Titre : Je lisais. Que lisais-je? Oh! le vieux livre austère
Je lisais. Que lisais-je? Oh! le vieux livre austère, Le poëme éternel! La Bible? Non, la terre. Platon, tous les matins, quand revit le ciel bleu,
Lisait les vers d´Homère, et moi les fleurs de Dieu. J´épèle les buissons, les brins d´herbe, les sources; Et je n´ai pas besoin d´emporter dans mes courses Mon livre sous mon bras, car je l´ai sous mes pieds. Je m´en vais devant moi dans les lieux non frayés, Et j´étudie à fond le texte, et je me penche, Cherchant à déchiffrer la corolle et la branche. Donc, courbé, c´est ainsi qu´en marchant je traduis La lumière en idée, en syllabes les bruits, J´étais en train de lire un champ, page fleurie. Je fus interrompu dans cette rêverie; Un doux martinet noir avec un ventre blanc
Me parlait; il disait: O pauvre homme, tremblant Entre le doute morne et la foi qui délivre, Je t´approuve. Il est bon de lire dans ce livre. Lis toujours, lis sans cesse, ô penseur agité, Et que les champs profonds t´emplissent de clarté! Il est sain de toujours feuilleter la nature, Car c´est la grande lettre et la grande écriture; Car la terre, cantique où nous nous abîmons, A pour versets les bois et pour strophes les monts! Lis. Il n´est rien dans tout ce que peut sonder l´homme Qui, bien questionné par l´âme, ne se nomme. Médite. Tout est plein de jour, même la nuit; Et tout ce qui travaille, éclaire, aime ou détruit,
A des rayons: la roue au dur moyeu, l´étoile, La fleur, et l´araignée au centre de sa toile. Rends-toi compte de Dieu. Comprendre, c´est aimer. Les plaines où le ciel aide l´herbe à germer, L´eau, les prés, sont autant de phrases où le sage Voit serpenter des sens qu´il saisit au passage. Marche au vrai. Le réel, c´est le juste, vois-tu; Et voir la vérité, c´est trouver la vertu. Bien lire l´univers, c´est bien lire la vie. Le monde est l´oeuvre où rien ne ment et ne dévie, Et dont les mots sacrés répandent de l´encens. L´homme injuste est celui qui fait des contre-sens. Oui, la création tout entière, les choses,
Les êtres, les rapports, les éléments, les causes, Rameaux dont le ciel clair perce le réseau noir, L´arabesque des bois sur les cuivres du soir, La bête, le rocher, l´épi d´or, l´aile peinte, Tout cet ensemble obscur, végétation sainte, Compose en se croisant ce chiffre énorme: DIEU. L´éternel est écrit dans ce qui dure peu; Toute l´immensité, sombre, bleue, étoilée, Traverse l´humble fleur, du penseur contemplée; On voit les champs, mais c´est de Dieu qu´on s´éblouit. Le lys que tu comprends en toi s´épanouit; Les roses que tu lis s´ajoutent à ton âme. Les fleurs chastes, d´où sort une invisible flamme, Sont les conseils que Dieu sème sur le chemin; C´est l´âme qui les doit cueillir, et non la main.

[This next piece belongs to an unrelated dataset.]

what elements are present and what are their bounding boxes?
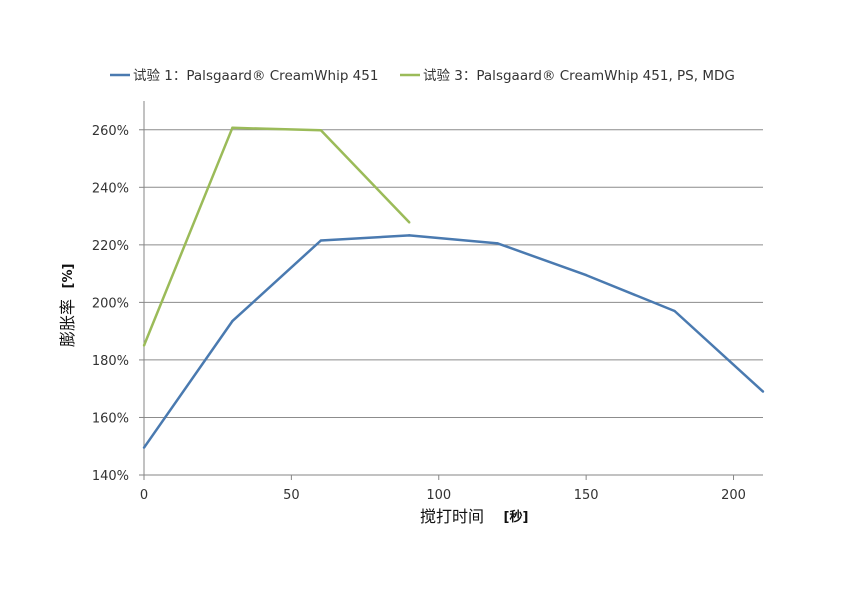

Ainsi tu fais; aussi l´aube est sur ton front sombre; Aussi tu deviens bon, juste et sage; et dans l´ombre Tu reprends la candeur sublime du berceau. Je répondis: Hélas! tu te trompes, oiseau. Ma chair, faite de cendre, à chaque instant succombe; Mon âme ne sera blanche que dans la tombe; Car l´homme, quoi qu´il fasse, est aveugle ou méchant. Et je continuai la lecture du champ.